それだけに、注目はいつ「君はもう必要ない」と宣言するのかですが…
果たしてこの言葉を言うのは彼なのか、それともユウなのか。どっちにも転べそうな予感。
・ツワーモン
ユウのボディガードにしてダークナイトモンの間諜。
シャウトモンと対面するのは26話以来で、手を貸したのは内部抗争の一端とハッキリ口にしていました。
つまり軍団再構成にあたって三元士の追い落としを企て、実行したことになります。バグラモンの依頼か、黙認か。
そういえばダメモンの時、三元士を批判するセリフも吐いてましたっけ。いろいろ内情も見ていたのかな。
戦いにおいては、さまざまな術や部下を召喚しての忍者らしい戦いを見せていました。
特にそのスピードは驚異的で、デッドリーアックスモンとデジクロスすればさらに磨きがかかります。
ダークナイトモンほど自己主張はしませんが、その実力はやはり並みのものではありません。
ユウの護衛という役割が加わったのも、単なる合体要員にとどまらぬ待遇。
この設定は話のトリガーにもできますが、使われる可能性はたぶんあまり高くないと思います。
・ムソーナイトモン
ダークナイトモンとツワーモンがデジクロスした姿です。
よりによって頭が変わるんで果てしなく微妙な印象を受けますが、見たところ砲撃形態っぽいですね。
名前は変わってるけど、ドルルキャノン+シャウトモンにちょっと近いです。威力は一桁違うでしょうけど。
ツワーモンが入った関係か、技名は超力鳴動波という和風なものに変わります。
今回はオメガシャウトモンたちに凌がれましたが、ダメージを受けたかどうかすらわかりません。
もしバグラモンと一緒に攻めてこられたりしたら、果たして凌ぎ切れるのかどうか…
それは無い気がしますけど。
・リリスモン+ブラストモン+イビルモンズ
バインバインその2。ユウによって強制デジクロスされ、過激な姿になりました。
ポイントはブラストモンの首ハンマーと、イビルモンズの合体位置です。もう完全にイロモノだ。
本人たちもしまいには開き直ったのか、途中からどんどんノリノリになってゆきました。楽しそうだ。
酷い扱いではありますけど、思ってたほど酷くはなかったかも。
しかし、あの悪辣ナンバーワンのリリスモンが今やギャグキャラとは…趨勢の変化とは恐ろしい。
ブラストモンとセットにされた時点どころか、その前から素質はありましたけどね。
・ドウモン
タオモンかと思ったらこっちでした。
しかし結界を張ってネネに幻を見せたり、クロスハートから味方の姿を隠したりと妖しげな術のオンパレード。
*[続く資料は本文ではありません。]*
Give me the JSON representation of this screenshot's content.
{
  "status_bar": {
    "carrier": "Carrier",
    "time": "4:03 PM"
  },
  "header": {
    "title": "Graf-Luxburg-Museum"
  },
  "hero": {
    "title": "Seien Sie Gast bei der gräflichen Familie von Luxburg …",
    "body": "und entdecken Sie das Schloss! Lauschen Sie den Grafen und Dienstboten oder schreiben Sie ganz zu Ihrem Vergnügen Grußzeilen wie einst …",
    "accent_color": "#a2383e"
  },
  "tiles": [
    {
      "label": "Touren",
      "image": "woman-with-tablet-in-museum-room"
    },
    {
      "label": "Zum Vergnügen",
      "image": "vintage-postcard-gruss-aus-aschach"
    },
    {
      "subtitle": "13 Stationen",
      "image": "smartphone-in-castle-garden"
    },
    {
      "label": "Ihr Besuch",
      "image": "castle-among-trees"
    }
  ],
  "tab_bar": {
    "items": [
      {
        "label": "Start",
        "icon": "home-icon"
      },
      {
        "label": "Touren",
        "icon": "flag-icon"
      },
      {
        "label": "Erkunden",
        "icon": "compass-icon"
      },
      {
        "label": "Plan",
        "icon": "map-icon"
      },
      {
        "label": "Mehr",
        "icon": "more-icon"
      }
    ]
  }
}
それでいて本人は術を使うときだけしか姿を現さないので、まともに戦おうとすると厄介な相手です。
もっと厄介なのは、これほどの手練を従わせるダークナイトモンやツワーモンですが。
最期は自動販売機の中に潜んでいたところを、ワイドハイビジョンソードの一撃で消滅。
姿を隠すということはそれが弱点、直接的防御力はそれほど高くなかったようです。
彼の術と自然の多い舞台から、この回はどっか鬼太郎っぽいですね。
でも考えてみたら、結界を維持したまんま仲間を乗せて飛行までできるタオモンの方がすごいですね。
術の精緻さというより単純に法力の総容量の問題になりますけれど。
・バグラモン
デスジェネラルを3人も倒されたというのに、まったく動じる様子がありません。
まあ他の将軍たちが動じていないのですから、彼が動じているわけもないのでしょうけど。
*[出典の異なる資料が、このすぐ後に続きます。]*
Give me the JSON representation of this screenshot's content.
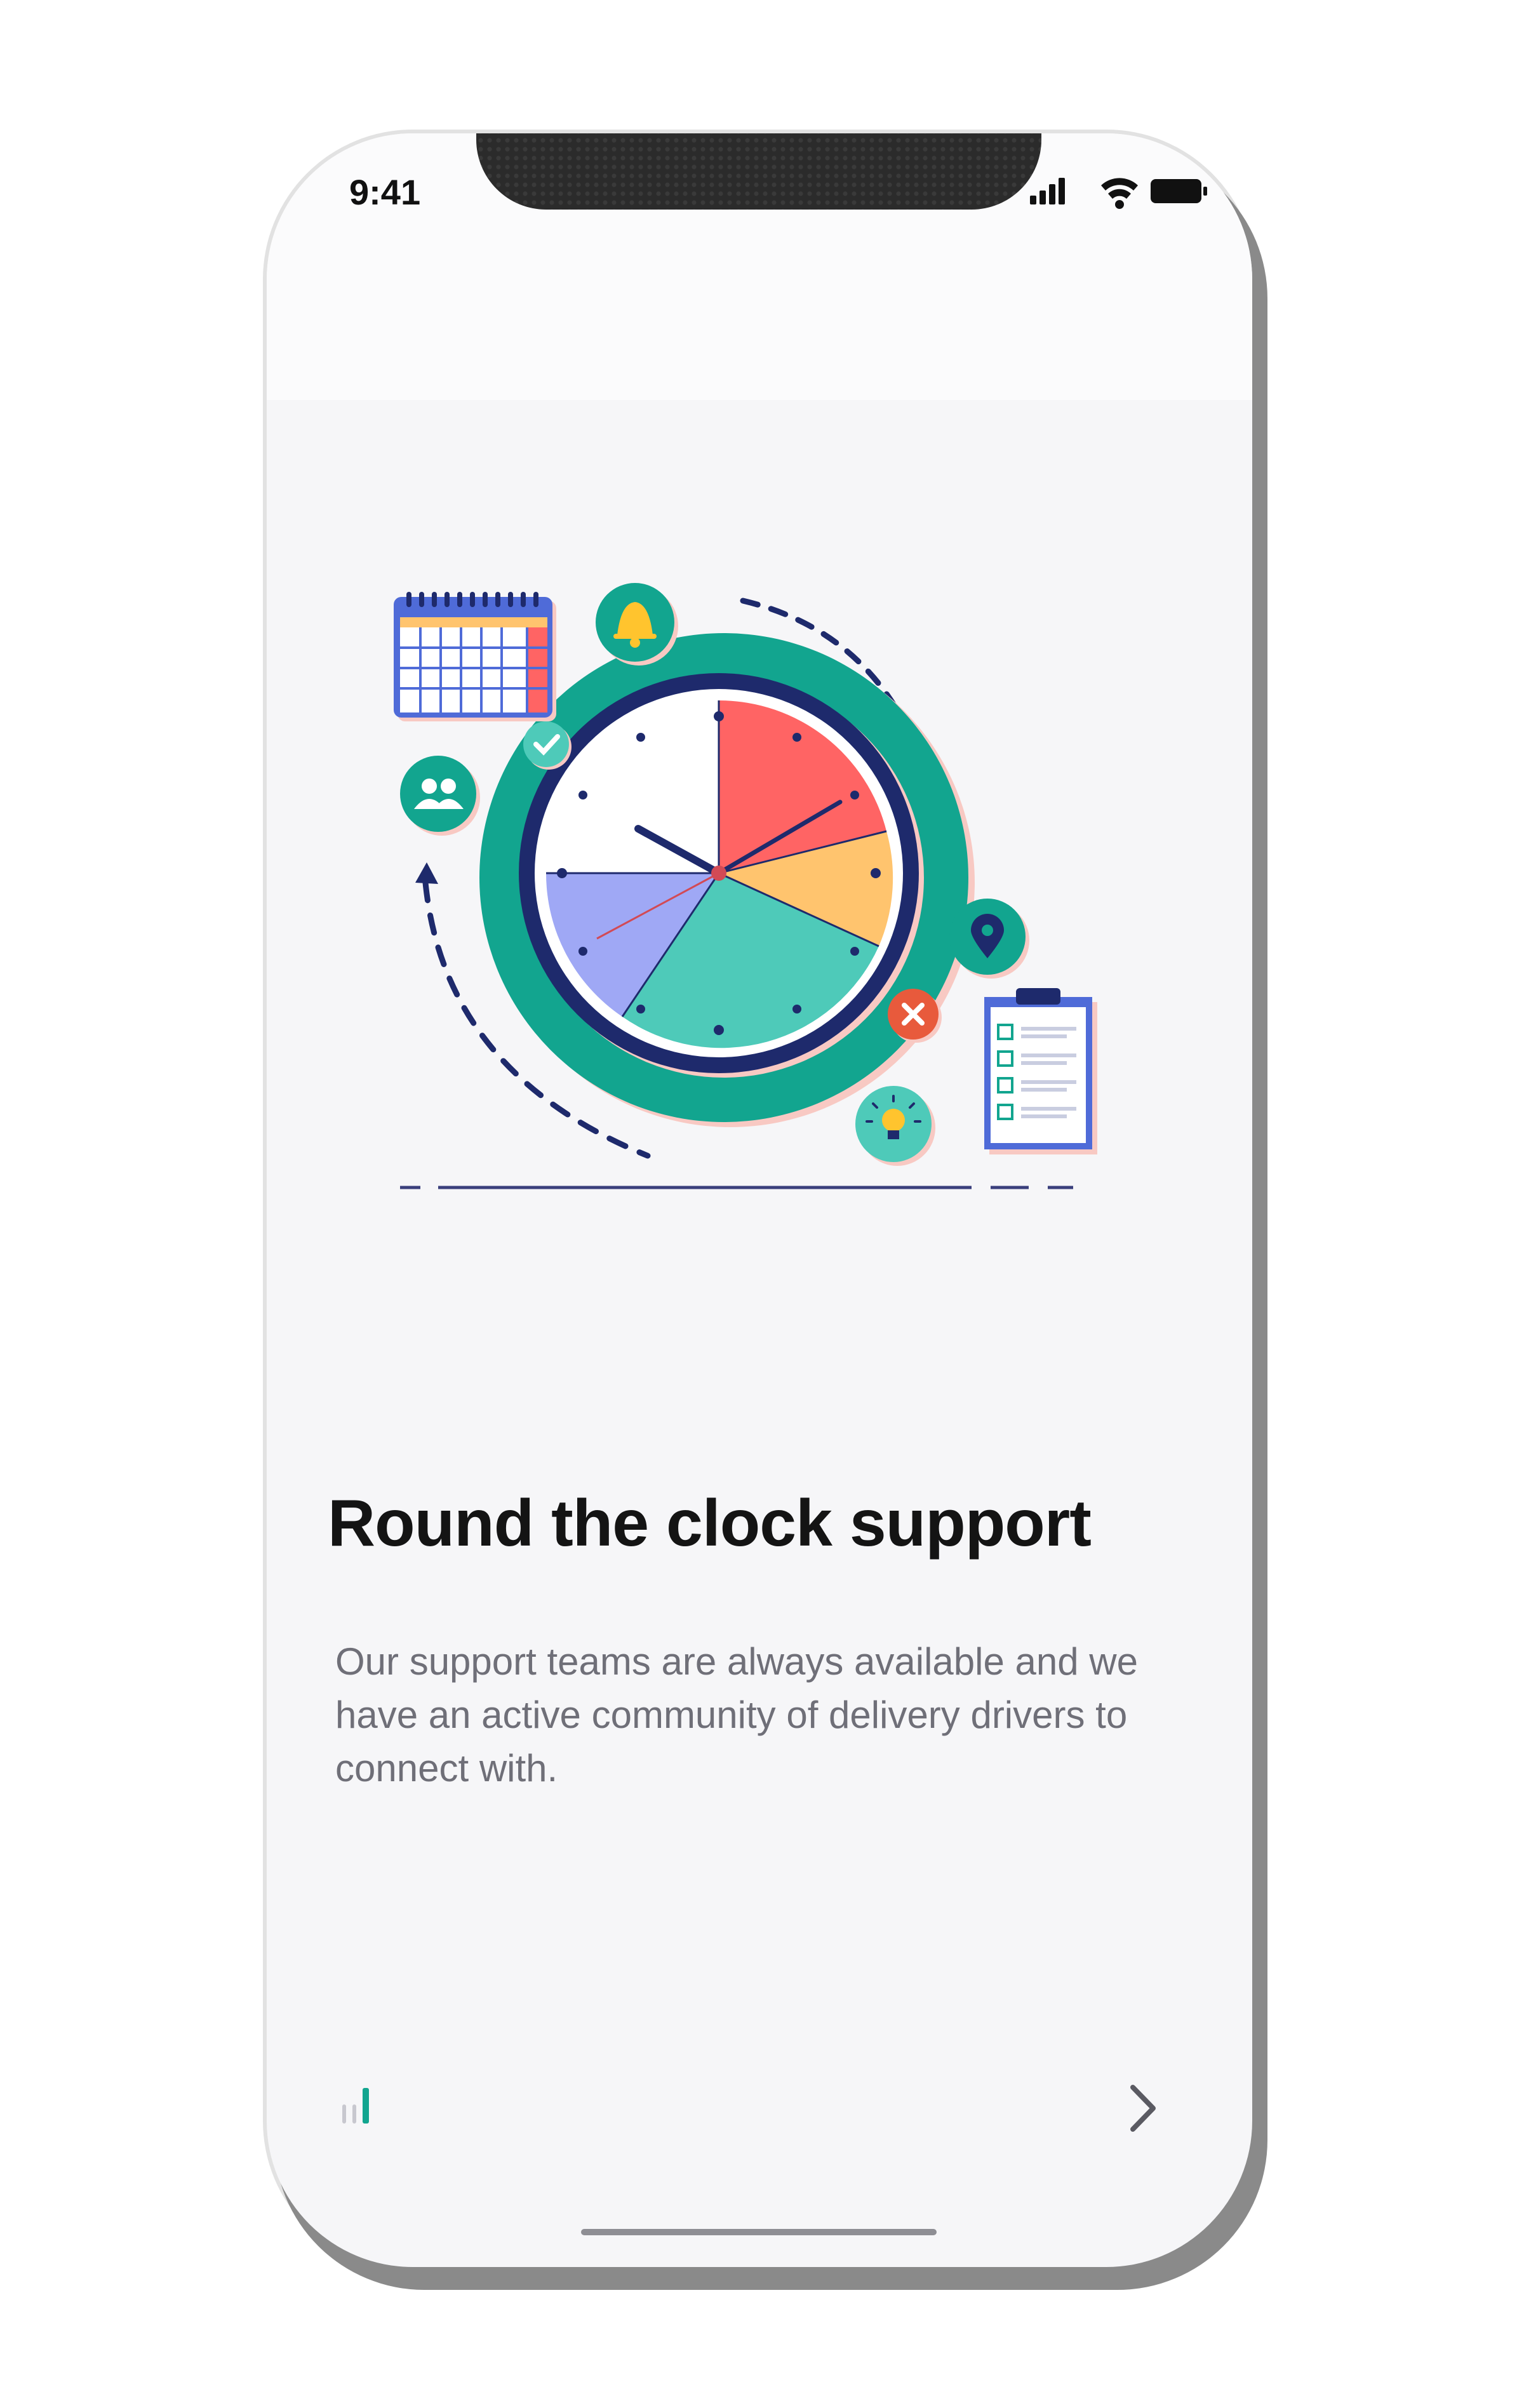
{
  "status_bar": {
    "time": "9:41",
    "icons": [
      "signal-icon",
      "wifi-icon",
      "battery-icon"
    ]
  },
  "onboarding": {
    "title": "Round the clock support",
    "description": "Our support teams are always available and we have an active community of delivery drivers to connect with.",
    "page_count": 3,
    "active_page": 3,
    "next_icon": "chevron-right-icon"
  },
  "colors": {
    "accent": "#12a58f",
    "title": "#141414",
    "description": "#6f6f78",
    "clock_red": "#ff6464",
    "clock_yellow": "#ffc46e",
    "clock_teal": "#4ecab9",
    "clock_blue": "#9fa8f5",
    "navy": "#1e2a6c"
  }
}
それともやはり、タイキたちがデスジェネラルを倒してゆくことさえ彼の思惑通りなのでしょうか?
または、どう転んでも「D5」の予定は狂わないよう織り込んで計画を立てているとか。
タイキたちの行動がもし、その予定を単に速めるだけのものだとしたら……
あまり表舞台に出てはきませんが、リリスモンへ甘い言葉をかけて再利用したり
ボスとしての余裕と器を垣間見せています。使える部下は徹底的に使う主義なのかもしれませんね。
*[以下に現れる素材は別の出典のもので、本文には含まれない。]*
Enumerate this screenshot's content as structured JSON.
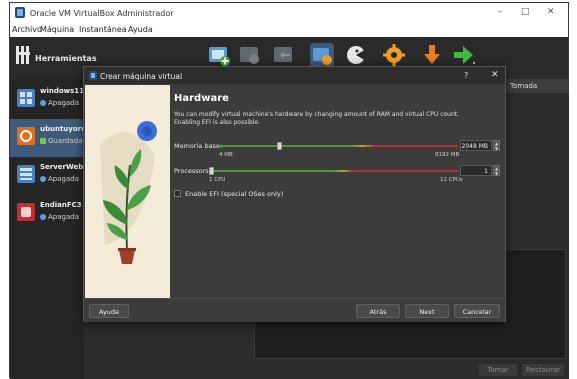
{
  "window": {
    "title": "Oracle VM VirtualBox Administrador",
    "controls": {
      "minimize": "–",
      "maximize": "□",
      "close": "✕"
    }
  },
  "menu": [
    "Archivo",
    "Máquina",
    "Instantánea",
    "Ayuda"
  ],
  "toolbar": {
    "tools_label": "Herramientas",
    "icons": [
      "new-icon",
      "settings-icon",
      "discard-icon",
      "show-icon",
      "import-icon",
      "preferences-icon",
      "download-icon",
      "start-arrow-icon"
    ]
  },
  "vms": [
    {
      "name": "windows11",
      "state": "Apagada",
      "badge": "11"
    },
    {
      "name": "ubuntuyoru",
      "state": "Guardada"
    },
    {
      "name": "ServerWeb",
      "state": "Apagada"
    },
    {
      "name": "EndianFC3",
      "state": "Apagada"
    }
  ],
  "snapshots": {
    "header": "Tomada"
  },
  "bottom_buttons": [
    "Tomar",
    "Restaurar"
  ],
  "dialog": {
    "title": "Crear máquina virtual",
    "help_glyph": "?",
    "close_glyph": "✕",
    "heading": "Hardware",
    "description": "You can modify virtual machine's hardware by changing amount of RAM and virtual CPU count. Enabling EFI is also possible.",
    "memory": {
      "label": "Memoria base:",
      "value": 2048,
      "value_text": "2048 MB",
      "min_label": "4 MB",
      "max_label": "8192 MB",
      "min": 4,
      "max": 8192
    },
    "processors": {
      "label": "Processors:",
      "value": 1,
      "value_text": "1",
      "min_label": "1 CPU",
      "max_label": "12 CPUs",
      "min": 1,
      "max": 12
    },
    "efi_label": "Enable EFI (special OSes only)",
    "efi_checked": false,
    "buttons": {
      "help": "Ayuda",
      "back": "Atrás",
      "next": "Next",
      "cancel": "Cancelar"
    }
  },
  "colors": {
    "accent": "#3f5a7a",
    "slider_green": "#4a9a3a",
    "slider_red": "#b03030",
    "orange": "#f0a020"
  }
}
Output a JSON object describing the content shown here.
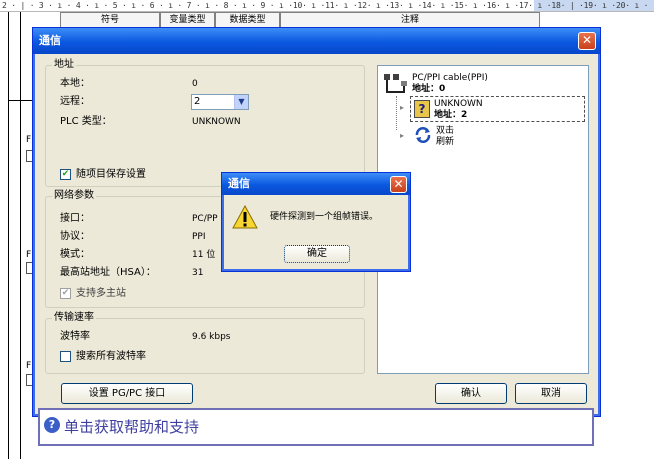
{
  "ruler": {
    "text": "2 · | · 3 · ı · 4 · ı · 5 · ı · 6 · ı · 7 · ı · 8 · ı · 9 · ı ·10· ı ·11· ı ·12· ı ·13· ı ·14· ı ·15· ı ·16· ı ·17· ı ·18· | ·19· ı ·20· ı ·"
  },
  "editor": {
    "columns": [
      "符号",
      "变量类型",
      "数据类型",
      "注释"
    ],
    "side_markers": [
      "F",
      "F",
      "F"
    ]
  },
  "dialog": {
    "title": "通信",
    "address_group": {
      "title": "地址",
      "local_label": "本地：",
      "local_value": "0",
      "remote_label": "远程：",
      "remote_value": "2",
      "plc_type_label": "PLC 类型：",
      "plc_type_value": "UNKNOWN",
      "save_with_project_label": "随项目保存设置",
      "save_with_project_checked": true
    },
    "network_group": {
      "title": "网络参数",
      "interface_label": "接口：",
      "interface_value": "PC/PP",
      "protocol_label": "协议：",
      "protocol_value": "PPI",
      "mode_label": "模式：",
      "mode_value": "11 位",
      "hsa_label": "最高站地址（HSA）：",
      "hsa_value": "31",
      "multi_master_label": "支持多主站",
      "multi_master_checked": true
    },
    "baud_group": {
      "title": "传输速率",
      "baud_label": "波特率",
      "baud_value": "9.6 kbps",
      "search_all_label": "搜索所有波特率",
      "search_all_checked": false
    },
    "tree": {
      "cable_label": "PC/PPI cable(PPI)",
      "cable_address": "地址：0",
      "device_name": "UNKNOWN",
      "device_address": "地址：2",
      "refresh_line1": "双击",
      "refresh_line2": "刷新"
    },
    "set_pgpc_label": "设置 PG/PC 接口",
    "ok_label": "确认",
    "cancel_label": "取消"
  },
  "message_box": {
    "title": "通信",
    "message": "硬件探测到一个组帧错误。",
    "ok_label": "确定"
  },
  "help": {
    "text": "单击获取帮助和支持"
  },
  "colors": {
    "titlebar": "#0a58e0",
    "dialog_bg": "#ece9d8",
    "close": "#c9401c",
    "help_text": "#4040a0"
  }
}
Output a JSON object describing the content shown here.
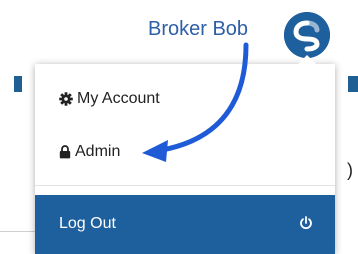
{
  "annotation": {
    "user_name": "Broker Bob"
  },
  "menu": {
    "items": [
      {
        "label": "My Account",
        "icon": "gear-icon"
      },
      {
        "label": "Admin",
        "icon": "lock-icon"
      }
    ],
    "logout": {
      "label": "Log Out",
      "icon": "power-icon"
    }
  },
  "colors": {
    "brand_blue": "#1e5f9e",
    "annotation_blue": "#2d5fa8",
    "text": "#222222"
  }
}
もちろん、その裏には冷徹な計算が働いているわけですが。
とはいえ、彼もラスボス候補としてはまだ決め手を持ってないんですよね。声が掛け持ちっぽいし。
一足早く退場するという、園崎のお父様なオチもあり得るかもしれません。
★名(迷)セリフ
「キライだ……生き物は死ぬから、キライだ……!
」(ユウ)
いきなりユウからのエントリー。
このセリフと輪から浮いている描写で、二人がさらに過去どういう境遇に陥ったのか推測ができます。
おそらく天野家の両親はどちらか、または両方が亡くなっているのでしょう。親戚に引き取られたかもしれません。
その経験がユウの心に拭いがたい傷をつけ、そこへ闇が巧みに入り込んだのでしょう。
発想を少し飛ばすと、死んだ親でさえ生き返らせられると唆された可能性もありますね。
もっとも、本人はどちらかというとゲームを楽しんでいるようにしか見えませんが…
「ったく…おまえ、ネネのことになると何でそんなに無鉄砲なんだよ?
」(タイキ)
メタルグレイモンに命じて強引に結界を破ったキリハに。
全くもってその通りですがキリハが無鉄砲なのはむしろいつも通りだし、何より君がそれを言うか。
ネネどころか、5分前まで敵だったヤツのためにさえ無茶をしそうな君が。
なお、この言葉はキリハに完全スルーされました。
「すばらしい…! さすがだよ、ユウ」(ダークナイトモン)
素早く戦術を組み立ててゆくユウに。
彼にしては珍しく全面的に誰かを褒めているセリフですが、それゆえ恐ろしく胡散臭いです。
回想から考えても、彼の本当の狙いはユウだったのでしょうね。ネネはユウを餌に利用されただけ。
その過程で練り出した力から生まれたのがダークネスローダーだとするなら、
ユウが心に秘めた闇とはどれほどのものだったのでしょう。そこんとこがまだ謎ですね。
「張り倒してでも止めるんだ。…あたしの弟を救うとき、ネネはそう言った。
力づくでも止めるんだよ!」(メルヴァモン)
35話を受けての発言。
弟イグニートモンを倒すことも辞さなかった彼女を救い、姉弟の運命を変えたのはネネでした。
力の行使は躊躇わない。しかしその力のすべては、大切な何かを取り戻すためだけに。
その想いが、今度はメルヴァモンからネネへ。心と心が相互に繋がり、二人の絆はこれで確固たるものとなりました。
二人の心がワイズモンの智慧やハイビジョンモニタモンの知覚と結びつき、事態を打破してゆきます。
その根底には、実のところ常にタイキがいるのでした。
(止めるわ…だってユウ、あなたは私の大切な弟だもの…!)(ネネ)
大切だからこそ、痛みを教えるために。ラストシーンを飾るモノローグです。
思いのほか前向きなラストでした。クロスウォーズのキャラは必要以上に悩まないので、らしいと言えばらしいです。
★次回予告
なんだかギャグ篇の予感…ですが、罠の予感もビンビンします。